Depois de 12 anos de casamento, a propaganda russa foi a responsável por acabar com o matrimônio de Liubov Maric, ucraniana, com seu marido sérvio.
A mulher admite que o relacionamento já estava em crise, mas após a invasão da Ucrânia em fevereiro as coisas pioraram porque o marido se informava com grande quantidade de propaganda russa.
Ela não reconhecia mais o homem por quem se apaixonou e conta que ele chegou a proibir o filho do casal de ouvir música folclórica ucraniana por considerá-la "nazista".
"Eu esperava apoio e compreensão, mas ele começou a culpar a todos, menos os russos", disse Maric, de 44 anos, à AFP.
Pouco depois, ela arrumou as malas e voltou para a Ucrânia, apesar da guerra.

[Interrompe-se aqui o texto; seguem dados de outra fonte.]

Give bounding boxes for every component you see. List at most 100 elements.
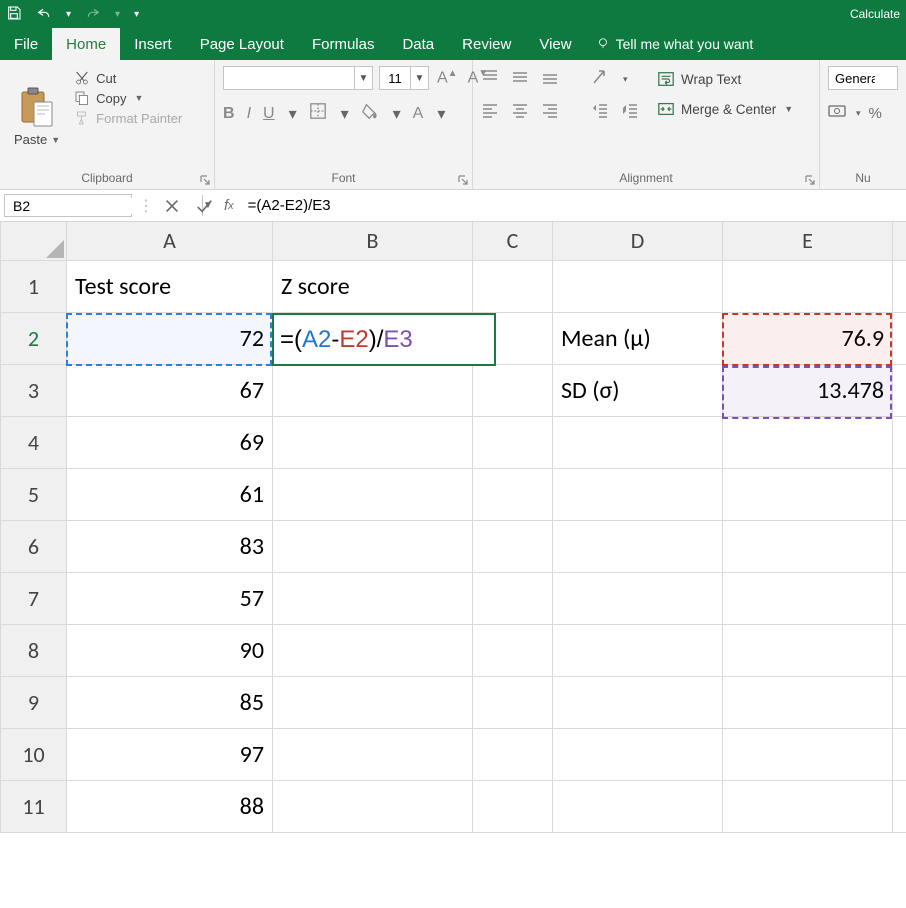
wrap-text-button[interactable]: Wrap Text	[657, 70, 793, 88]
number-format-combo[interactable]	[828, 66, 898, 90]
cell[interactable]	[723, 676, 893, 728]
cell[interactable]: Mean (μ)	[553, 312, 723, 364]
cell[interactable]	[273, 468, 473, 520]
currency-icon[interactable]	[828, 102, 846, 124]
cell[interactable]	[473, 260, 553, 312]
alignment-launcher-icon[interactable]	[804, 173, 816, 185]
col-header-b[interactable]: B	[273, 222, 473, 260]
cell[interactable]	[273, 572, 473, 624]
row-header[interactable]: 3	[1, 364, 67, 416]
tell-me-search[interactable]: Tell me what you want	[586, 28, 754, 60]
cell[interactable]	[473, 728, 553, 780]
cell[interactable]	[893, 468, 906, 520]
row-header[interactable]: 2	[1, 312, 67, 364]
cell[interactable]	[893, 260, 906, 312]
cell[interactable]	[893, 520, 906, 572]
font-size-combo[interactable]: ▼	[379, 66, 429, 90]
borders-button[interactable]	[309, 102, 327, 125]
cell[interactable]	[273, 364, 473, 416]
cell-editor[interactable]: =(A2-E2)/E3	[272, 313, 496, 366]
cell[interactable]	[723, 520, 893, 572]
align-right-icon[interactable]	[541, 101, 559, 124]
cell[interactable]: 90	[67, 624, 273, 676]
tab-page-layout[interactable]: Page Layout	[186, 28, 298, 60]
underline-button[interactable]: U	[263, 105, 275, 123]
row-header[interactable]: 11	[1, 780, 67, 832]
cell[interactable]	[273, 416, 473, 468]
cell[interactable]	[723, 780, 893, 832]
cell[interactable]	[553, 624, 723, 676]
align-middle-icon[interactable]	[511, 68, 529, 91]
tab-file[interactable]: File	[0, 28, 52, 60]
row-header[interactable]: 1	[1, 260, 67, 312]
row-header[interactable]: 6	[1, 520, 67, 572]
cell[interactable]	[893, 676, 906, 728]
cell[interactable]	[723, 468, 893, 520]
copy-button[interactable]: Copy▼	[74, 90, 182, 106]
chevron-down-icon[interactable]: ▼	[410, 67, 428, 89]
formula-input[interactable]: =(A2-E2)/E3	[242, 190, 906, 221]
row-header[interactable]: 9	[1, 676, 67, 728]
percent-icon[interactable]: %	[869, 105, 882, 122]
cell[interactable]: Z score	[273, 260, 473, 312]
tab-home[interactable]: Home	[52, 28, 120, 60]
cell[interactable]: 88	[67, 780, 273, 832]
merge-center-button[interactable]: Merge & Center▼	[657, 100, 793, 118]
cell[interactable]	[893, 728, 906, 780]
cell[interactable]	[473, 624, 553, 676]
cell[interactable]	[473, 780, 553, 832]
cell[interactable]	[553, 572, 723, 624]
col-header-f[interactable]	[893, 222, 906, 260]
cell[interactable]: 69	[67, 416, 273, 468]
row-header[interactable]: 7	[1, 572, 67, 624]
cell[interactable]: 97	[67, 728, 273, 780]
cell[interactable]	[893, 572, 906, 624]
tab-data[interactable]: Data	[388, 28, 448, 60]
cell[interactable]	[553, 416, 723, 468]
col-header-c[interactable]: C	[473, 222, 553, 260]
cell[interactable]	[723, 728, 893, 780]
cut-button[interactable]: Cut	[74, 70, 182, 86]
cell[interactable]: 57	[67, 572, 273, 624]
row-header[interactable]: 10	[1, 728, 67, 780]
cell[interactable]	[723, 416, 893, 468]
qat-customize-icon[interactable]: ▾	[134, 9, 139, 20]
cell[interactable]	[723, 572, 893, 624]
increase-indent-icon[interactable]	[621, 101, 639, 124]
cell[interactable]	[473, 416, 553, 468]
name-box[interactable]: ▼	[4, 194, 132, 217]
row-header[interactable]: 8	[1, 624, 67, 676]
row-header[interactable]: 5	[1, 468, 67, 520]
cell[interactable]: 85	[67, 676, 273, 728]
cell[interactable]: SD (σ)	[553, 364, 723, 416]
cell[interactable]	[893, 416, 906, 468]
cell[interactable]	[273, 624, 473, 676]
format-painter-button[interactable]: Format Painter	[74, 110, 182, 126]
bold-button[interactable]: B	[223, 105, 235, 123]
cell[interactable]	[273, 520, 473, 572]
cell[interactable]: 61	[67, 468, 273, 520]
col-header-e[interactable]: E	[723, 222, 893, 260]
cancel-formula-button[interactable]	[156, 190, 188, 221]
cell[interactable]	[273, 780, 473, 832]
enter-formula-button[interactable]	[188, 190, 220, 221]
cell[interactable]	[723, 260, 893, 312]
cell[interactable]	[473, 468, 553, 520]
align-left-icon[interactable]	[481, 101, 499, 124]
cell[interactable]	[553, 676, 723, 728]
font-color-button[interactable]: A	[413, 105, 424, 123]
align-bottom-icon[interactable]	[541, 68, 559, 91]
font-size-input[interactable]	[380, 67, 410, 89]
cell[interactable]	[553, 520, 723, 572]
font-launcher-icon[interactable]	[457, 173, 469, 185]
col-header-a[interactable]: A	[67, 222, 273, 260]
cell[interactable]	[723, 624, 893, 676]
align-top-icon[interactable]	[481, 68, 499, 91]
col-header-d[interactable]: D	[553, 222, 723, 260]
decrease-indent-icon[interactable]	[591, 101, 609, 124]
orientation-icon[interactable]	[591, 68, 609, 91]
cell[interactable]: Test score	[67, 260, 273, 312]
row-header[interactable]: 4	[1, 416, 67, 468]
cell[interactable]	[893, 364, 906, 416]
number-format-input[interactable]	[829, 67, 881, 89]
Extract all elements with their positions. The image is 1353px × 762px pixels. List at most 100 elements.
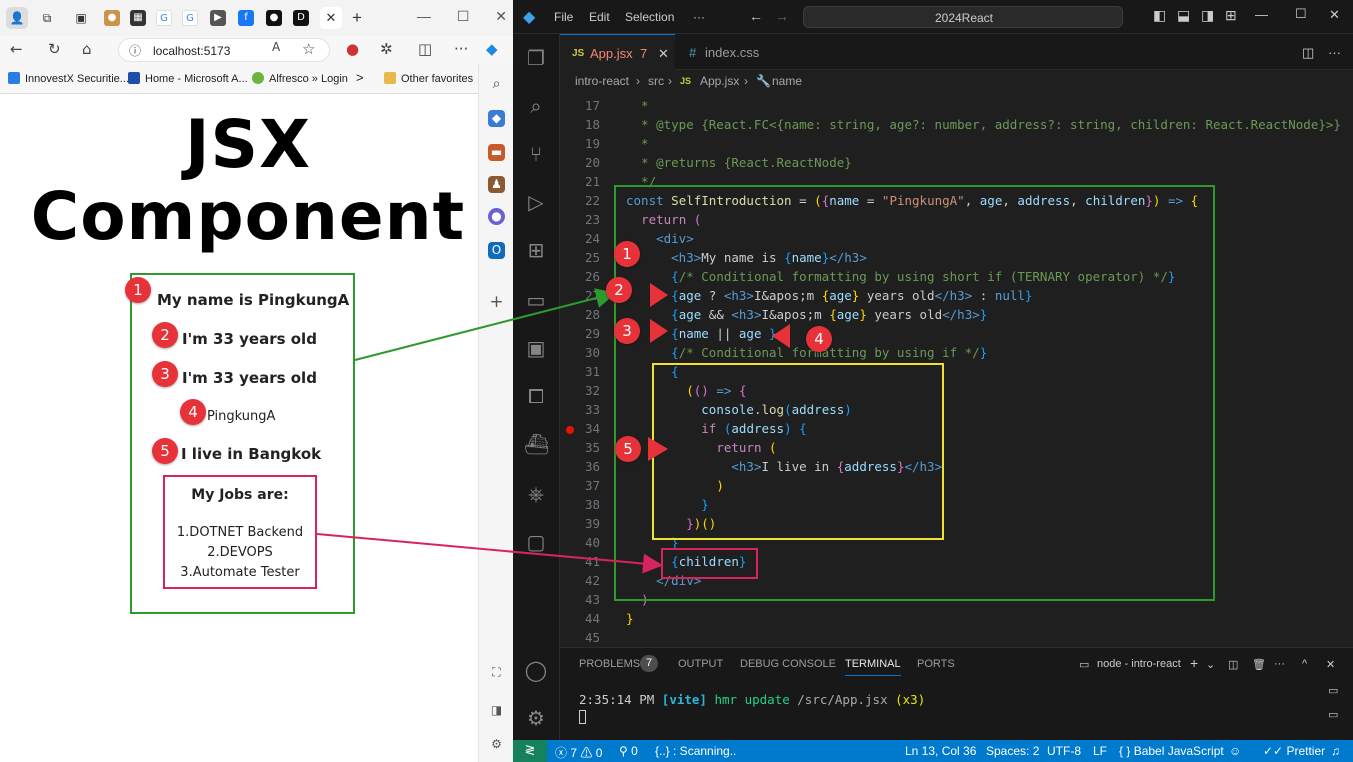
copilot-icon[interactable]: ◆ [486,40,498,58]
status-errors[interactable]: ⓧ 7 ⚠ 0 [555,744,602,761]
docker-icon[interactable]: ⛴ [524,432,549,456]
split-terminal-icon[interactable]: ◫ [1228,658,1238,671]
crumb-src[interactable]: src [648,74,664,88]
tab-close-icon[interactable]: ✕ [658,46,669,62]
terminal-name[interactable]: node - intro-react [1097,658,1181,670]
sidebar-screenshot-icon[interactable]: ⛶ [488,664,505,681]
favorite-microsoft[interactable]: Home - Microsoft A... [128,72,248,85]
terminal-output[interactable]: 2:35:14 PM [vite] hmr update /src/App.js… [579,692,925,707]
tab-index-css[interactable]: index.css [705,45,759,60]
menu-edit[interactable]: Edit [589,10,610,24]
terminal-instance-icon[interactable]: ▭ [1328,708,1338,721]
code-editor[interactable]: 17 18 19 20 21 22 23 24 25 26 27 28 29 30 31 32 33 34 35 36… [560,92,1353,647]
tab-ports[interactable]: PORTS [917,658,955,670]
menu-more[interactable]: ··· [693,10,705,24]
vs-close-icon[interactable]: ✕ [1329,7,1340,23]
toggle-sidebar-icon[interactable]: ◧ [1153,7,1166,24]
terminal-icon[interactable]: ▣ [524,336,548,360]
address-bar[interactable]: ⓘ localhost:5173 [118,38,330,62]
tab-debug-console[interactable]: DEBUG CONSOLE [740,658,836,670]
status-language[interactable]: { } Babel JavaScript [1119,744,1224,758]
search-icon[interactable]: ⌕ [524,94,548,118]
editor-more-icon[interactable]: ··· [1328,45,1341,60]
maximize-icon[interactable]: ☐ [457,8,470,24]
status-spaces[interactable]: Spaces: 2 [986,744,1039,758]
terminal-instance-icon[interactable]: ▭ [1328,684,1338,697]
panel-more-icon[interactable]: ··· [1274,658,1285,670]
split-editor-icon[interactable]: ◫ [1302,45,1314,61]
tab-actions-icon[interactable]: ▣ [70,7,92,29]
sidebar-add-icon[interactable]: + [488,294,505,311]
address-text[interactable]: localhost:5173 [153,44,230,58]
favorite-alfresco[interactable]: Alfresco » Login [252,72,348,85]
tab-favicon-2[interactable]: ▦ [130,10,146,26]
tab-favicon-google-1[interactable]: G [156,10,172,26]
explorer-icon[interactable]: ❐ [524,46,548,70]
vs-minimize-icon[interactable]: — [1255,7,1268,22]
favorites-overflow-icon[interactable]: > [356,70,364,85]
menu-file[interactable]: File [554,10,573,24]
extensions-puzzle-icon[interactable]: ✲ [380,40,393,58]
status-position[interactable]: Ln 13, Col 36 [905,744,976,758]
run-debug-icon[interactable]: ▷ [524,190,548,214]
active-tab-close-icon[interactable]: ✕ [320,7,342,29]
tab-favicon-dw[interactable]: D [293,10,309,26]
favorite-other[interactable]: Other favorites [384,72,473,85]
new-tab-icon[interactable]: + [346,7,368,29]
close-panel-icon[interactable]: ✕ [1326,658,1335,671]
forward-arrow-icon[interactable]: → [775,8,789,24]
split-screen-icon[interactable]: ◫ [418,40,432,58]
tab-favicon-medium[interactable]: ● [266,10,282,26]
customize-layout-icon[interactable]: ⊞ [1225,7,1237,24]
read-aloud-icon[interactable]: A [272,40,280,54]
new-terminal-icon[interactable]: + [1190,655,1198,671]
sidebar-settings-icon[interactable]: ⚙ [488,736,505,753]
manage-gear-icon[interactable]: ⚙ [524,706,548,730]
maximize-panel-icon[interactable]: ^ [1302,658,1307,670]
status-prettier[interactable]: ✓✓ Prettier [1263,744,1325,758]
vs-maximize-icon[interactable]: ☐ [1295,6,1307,22]
favorite-star-icon[interactable]: ☆ [302,40,315,58]
status-scanning[interactable]: {..} : Scanning.. [655,744,736,758]
remote-indicator-icon[interactable]: ≷ [513,740,547,762]
tab-favicon-1[interactable]: ● [104,10,120,26]
remote-explorer-icon[interactable]: ▭ [524,288,548,312]
extension-icon[interactable]: ● [346,40,359,58]
crumb-file[interactable]: App.jsx [700,74,739,88]
chat-icon[interactable]: ▢ [524,530,548,554]
tab-favicon-google-2[interactable]: G [182,10,198,26]
sidebar-hide-icon[interactable]: ◨ [488,702,505,719]
search-text[interactable]: 2024React [804,11,1124,25]
command-center-search[interactable]: 2024React [803,6,1123,28]
favorite-innovestx[interactable]: InnovestX Securitie... [8,72,129,85]
site-info-icon[interactable]: ⓘ [129,42,141,59]
accounts-icon[interactable]: ◯ [524,658,548,682]
tab-problems[interactable]: PROBLEMS [579,658,640,670]
back-arrow-icon[interactable]: ← [749,8,763,24]
extensions-icon[interactable]: ⊞ [524,238,548,262]
source-control-icon[interactable]: ⑂ [524,142,548,166]
toggle-secondary-sidebar-icon[interactable]: ◨ [1201,7,1214,24]
status-eol[interactable]: LF [1093,744,1107,758]
home-icon[interactable]: ⌂ [82,40,92,58]
toggle-panel-icon[interactable]: ⬓ [1177,7,1190,24]
minimize-icon[interactable]: — [417,8,431,24]
crumb-folder[interactable]: intro-react [575,74,629,88]
kubernetes-icon[interactable]: ⎈ [524,482,548,506]
status-ports[interactable]: ⚲ 0 [619,744,638,758]
testing-icon[interactable]: ⧠ [524,384,548,408]
tab-favicon-3[interactable]: ▶ [210,10,226,26]
tab-app-jsx[interactable]: JS App.jsx 7 ✕ [560,34,675,70]
sidebar-search-icon[interactable]: ⌕ [488,76,505,93]
crumb-symbol[interactable]: name [772,74,802,88]
workspaces-icon[interactable]: ⧉ [36,7,58,29]
status-notifications-icon[interactable]: ♫ [1331,744,1340,758]
menu-selection[interactable]: Selection [625,10,674,24]
close-window-icon[interactable]: ✕ [495,8,507,24]
refresh-icon[interactable]: ↻ [48,40,61,58]
kill-terminal-icon[interactable]: 🗑 [1252,658,1266,671]
terminal-dropdown-icon[interactable]: ⌄ [1206,658,1215,671]
tab-terminal[interactable]: TERMINAL [845,658,901,676]
profile-avatar[interactable]: 👤 [6,7,28,29]
back-icon[interactable]: ← [10,40,23,58]
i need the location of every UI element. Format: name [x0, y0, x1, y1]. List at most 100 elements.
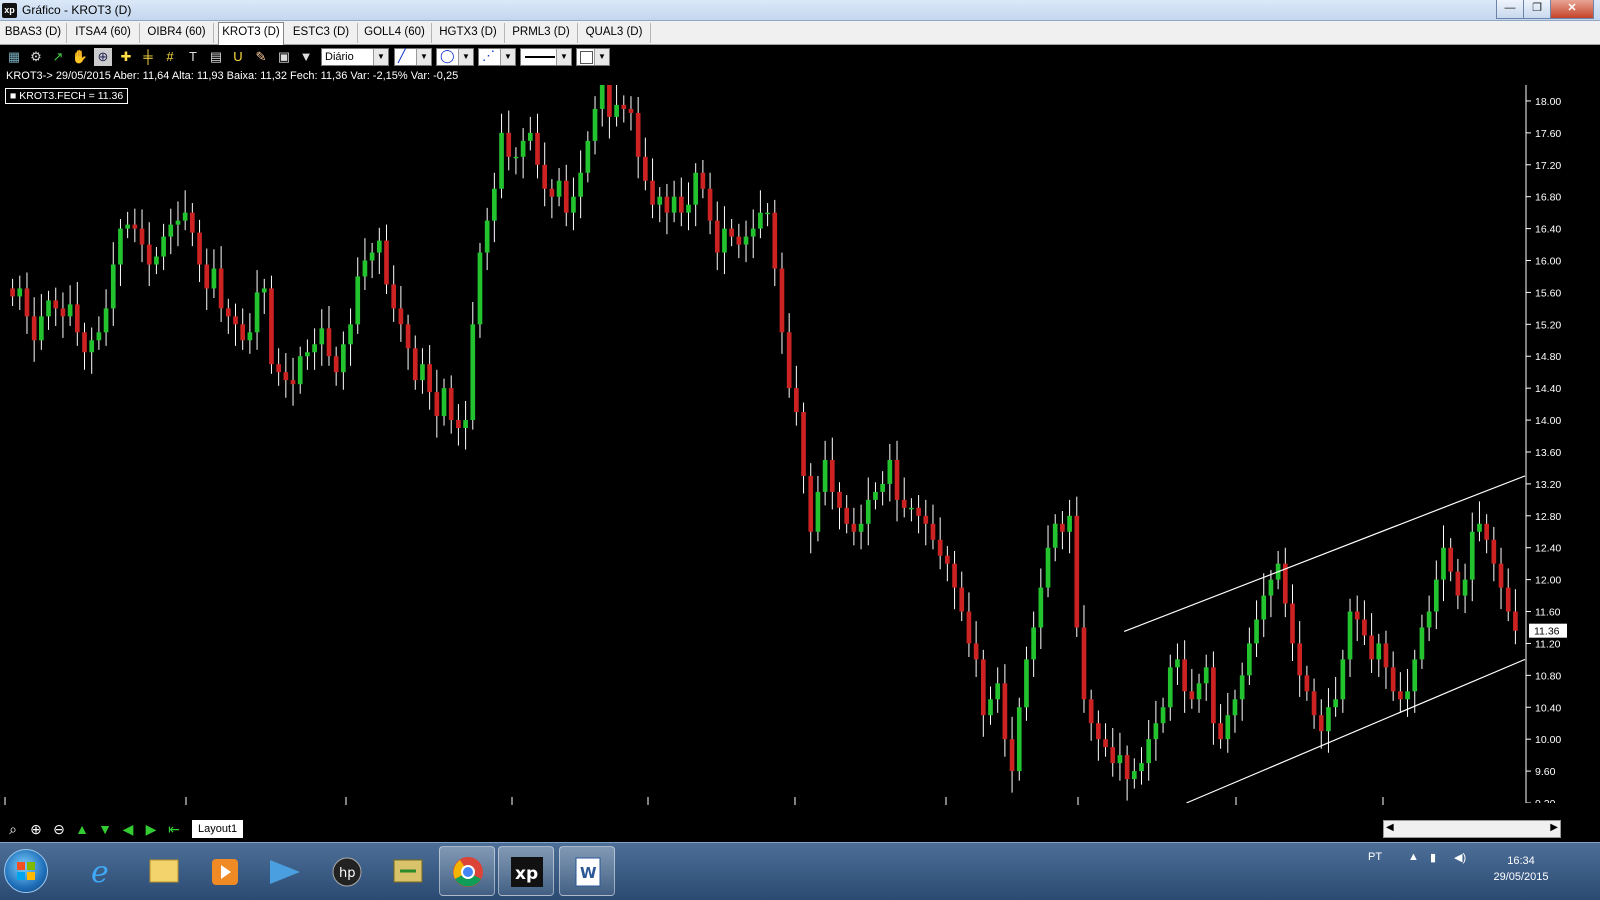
- indicator-icon[interactable]: ↗: [49, 48, 67, 66]
- candle-body: [1369, 635, 1374, 660]
- tab-estc3[interactable]: ESTC3 (D): [285, 23, 358, 43]
- hand-icon[interactable]: ✋: [71, 48, 89, 66]
- text-tool-icon[interactable]: T: [184, 48, 202, 66]
- arrow-right-icon[interactable]: ▶: [142, 820, 160, 838]
- quote-info: KROT3-> 29/05/2015 Aber: 11,64 Alta: 11,…: [6, 70, 459, 82]
- word-icon[interactable]: W: [559, 846, 615, 896]
- candlestick-chart[interactable]: 18.00 17.60 17.20 16.80 16.40 16.00 15.60 15.20…: [0, 85, 1600, 805]
- grid-icon[interactable]: ╪: [139, 48, 157, 66]
- line-style-select[interactable]: ▼: [520, 48, 572, 66]
- chevron-down-icon: ▼: [500, 49, 515, 65]
- layout-tab[interactable]: Layout1: [192, 820, 244, 838]
- tab-bbas3[interactable]: BBAS3 (D): [0, 23, 67, 43]
- magnet-icon[interactable]: U: [229, 48, 247, 66]
- minimize-button[interactable]: —: [1496, 0, 1524, 19]
- y-tick-label: 11.20: [1535, 638, 1561, 650]
- media-player-icon[interactable]: [197, 846, 253, 896]
- candle-body: [973, 643, 979, 660]
- close-button[interactable]: ✕: [1550, 0, 1594, 19]
- color-select[interactable]: ▼: [576, 48, 610, 66]
- candle-body: [211, 268, 217, 289]
- candle-body: [1383, 643, 1389, 668]
- candle-body: [225, 308, 231, 317]
- arrow-down-icon[interactable]: ▼: [96, 820, 114, 838]
- chart-icon[interactable]: ▦: [5, 48, 23, 66]
- maximize-button[interactable]: ❐: [1523, 0, 1551, 19]
- zoom-icon[interactable]: ⌕: [4, 820, 22, 838]
- xp-app-icon: xp: [2, 3, 17, 18]
- chrome-icon[interactable]: [439, 846, 495, 896]
- candle-body: [420, 364, 425, 381]
- xp-app-icon[interactable]: xp: [498, 846, 554, 896]
- candle-body: [355, 276, 361, 325]
- language-indicator[interactable]: PT: [1368, 851, 1382, 863]
- candle-body: [341, 344, 346, 373]
- y-tick-label: 9.60: [1535, 766, 1556, 778]
- candle-body: [1031, 627, 1036, 660]
- remote-desktop-icon[interactable]: [258, 846, 314, 896]
- candle-body: [1124, 755, 1130, 780]
- tab-prml3[interactable]: PRML3 (D): [505, 23, 578, 43]
- candle-body: [175, 220, 181, 225]
- system-clock[interactable]: 16:34 29/05/2015: [1486, 853, 1556, 885]
- start-button[interactable]: [4, 849, 48, 893]
- circle-tool-select[interactable]: ◯ ▼: [436, 48, 474, 66]
- candle-body: [434, 392, 440, 417]
- candle-body: [858, 523, 864, 532]
- line-tool-select[interactable]: ╱ ▼: [394, 48, 432, 66]
- tab-oibr4[interactable]: OIBR4 (60): [140, 23, 214, 43]
- window-title: Gráfico - KROT3 (D): [22, 3, 132, 17]
- clock-time: 16:34: [1507, 855, 1535, 867]
- candle-body: [31, 316, 37, 341]
- tab-qual3[interactable]: QUAL3 (D): [578, 23, 651, 43]
- chevron-down-icon: ▼: [373, 49, 388, 65]
- candle-body: [161, 236, 166, 257]
- tab-hgtx3[interactable]: HGTX3 (D): [432, 23, 505, 43]
- explorer-icon[interactable]: [136, 846, 192, 896]
- arrow-up-icon[interactable]: ▲: [73, 820, 91, 838]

A propaganda do Kremlin encontrou uma grande audiência na Sérvia, onde persiste o ódio em relação à Otan e aos Estados Unidos, o que levou muitos a acreditar na Rússia na guerra contra a Ucrânia.
Enquanto muitos países da Europa tentam eliminar a presença dos meios de comunicação russos, estes encontraram espaço na Sérvia, onde até a imprensa estatal reproduz abertamente o que é divulgado pelo Kremlin.
"Acho que a verdade está em algum lugar no meio do caminho, mas ninguém está reportando. Então sigo a imprensa russa e ocidental e tento ler nas entrelinhas", declarou à AFP Dario Acimovic, designer gráfico de 27 anos.
"Eles (os países ocidentais) fecharam a mídia russa para não ouvir o outro lado. Tudo que você recebe é resultado da histeria", acrescentou.
- Culto à personalidade -
Sob a presidência de Aleksandar Vucic, a imprensa sérvia é cada vez mais forçada a seguir a linha do governo, enquanto os poucos veículos de comunicação independentes restantes enfrentam a pressão constante das autoridades.
Antes da guerra, o principal tabloide sérvio, Informer, publicou vários artigos de elogio a Vladimir Putin e publicou em sua manchete dois dias antes da invasão que a "Ucrânia atacou a Rússia.
"Os veículos de propaganda pró-governo da Sérvia criaram o culto à personalidade de Putin que supera, inclusive, o que construíram para Vucic", afirma Dinko Gruhonjic, professor de Jornalismo da Universidade de Novi Sad.
De acordo com a pesquisa mais recente da organização pró-democracia Crta, dois terços da população se sente "mais próxima" da Rússia e 75% dos sérvios acreditam que o Kremlin foi forçado a entrar em guerra pelas intenções de expansão da Otan.
A mesma pesquisa sugere que 40% da população apoia a desistência da tentativa sérvia de aderir à União Europeia (UE) e prefere uma aproximação de Moscou.
"A mídia pró-governo tem uma postura claramente favorável a respeito da Rússia, neutra em relação à UE e negativa em relação à Ucrânia", disse Vujo Ilic, pesquisador e um dos autores do estudo.
"A Rússia é a alternativa apresentada aos eleitores para provar que a Sérvia pode sobreviver sem a União Europeia", acrescentou.
Os vínculos culturais e históricos entre os dois países, predominantemente eslavos e cristãos ortodoxos, têm vários século.
Na capital Belgrado, camisas com o rosto de Putin são vendidas nas ruas e a letra Z, símbolo russo da invasão, foi pintada nos muros por toda a cidade.
- "Não é verdade" -
As cicatrizes da campanha de bombardeios da Otan contra a Sérvia em 1999, durante a guerra em Kosovo, continuam sendo uma recordação amarga para muitos.
"Eu não acredito na imprensa ocidental", disse à AFP o aposentado Tihomir Vranjes, de 73 anos.
"Lembro do que escreveram sobre os sérvios durante as guerras. Fomos retratados como animais. Como não era verdade na época, não é verdade agora o que dizem sobre os russos".
O embaixador ucraniano em Belgrado protesta e afirma que os "cidadãos da Sérvia não estão bem informados".
Mas receber as informações atualizadas nem sempre é fácil no país.
Para Liubov Maric, navegar entre a avalanche de desinformação e propaganda que circula é difícil, inclusive quando a pessoa tem acesso aos relatos em primeira mão de parentes na Ucrânia.
"A propaganda é tão eficaz que, após cinco minutos de leitura, começo a me questionar", conta.